Is this any kind of issue, or am I doing something wrong? Could this just depend on the specific hardware that runs the inference?
I get the same accuracy values through multiple executions, and observed the behavior for other models such as GoogLeNet.
I am using PyTorch version 1.13.1+cu116 and TorchVision 0.14.1+cu116.
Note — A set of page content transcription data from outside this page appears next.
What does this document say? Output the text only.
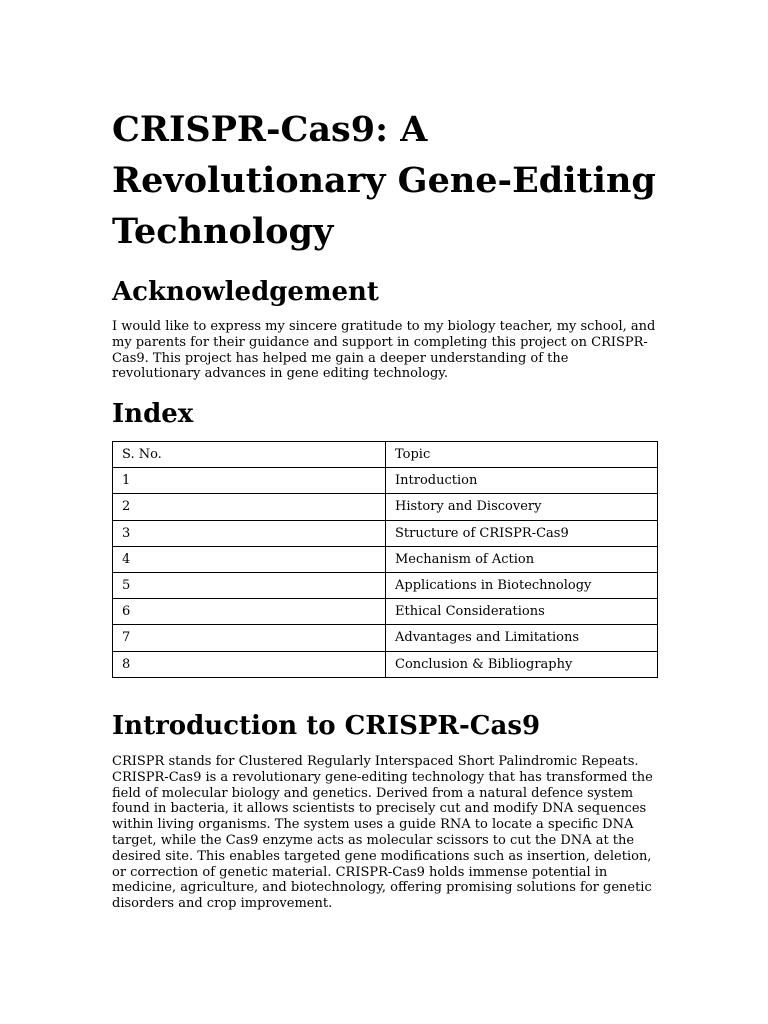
CRISPR-Cas9: A Revolutionary Gene-Editing Technology
Acknowledgement

I would like to express my sincere gratitude to my biology teacher, my school, and my parents for their guidance and support in completing this project on CRISPR-Cas9. This project has helped me gain a deeper understanding of the revolutionary advances in gene editing technology.

Index
S. No.	Topic
1	Introduction
2	History and Discovery
3	Structure of CRISPR-Cas9
4	Mechanism of Action
5	Applications in Biotechnology
6	Ethical Considerations
7	Advantages and Limitations
8	Conclusion & Bibliography
Introduction to CRISPR-Cas9

CRISPR stands for Clustered Regularly Interspaced Short Palindromic Repeats. CRISPR-Cas9 is a revolutionary gene-editing technology that has transformed the field of molecular biology and genetics. Derived from a natural defence system found in bacteria, it allows scientists to precisely cut and modify DNA sequences within living organisms. The system uses a guide RNA to locate a specific DNA target, while the Cas9 enzyme acts as molecular scissors to cut the DNA at the desired site. This enables targeted gene modifications such as insertion, deletion, or correction of genetic material. CRISPR-Cas9 holds immense potential in medicine, agriculture, and biotechnology, offering promising solutions for genetic disorders and crop improvement.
Hi Raul, were you able to find out the difference? I am also facing the same reproducibility issue, but with larger difference, I got Acc@1 80.844 and Acc@5 95.430. So far I couldn’t find any answers, at this point I’m guessing it’s hardware issue.

Thanks.

Hi Zhu! As of today, I have not gotten a clear answer, although if I had to bet, I would say it is due to hardware and parallelism. Depending on how the parallel computations are done, the results could be rounded one way or another, causing subtle differences in the final results.

1 Like

Do you set this?

torch.backends.cudnn.benchmark = False
torch.backends.cudnn.deterministic = True

I didn’t know about the existence of those options.
The result was a higher speedup, but with the exact accuracy results that I mentioned in the original comment.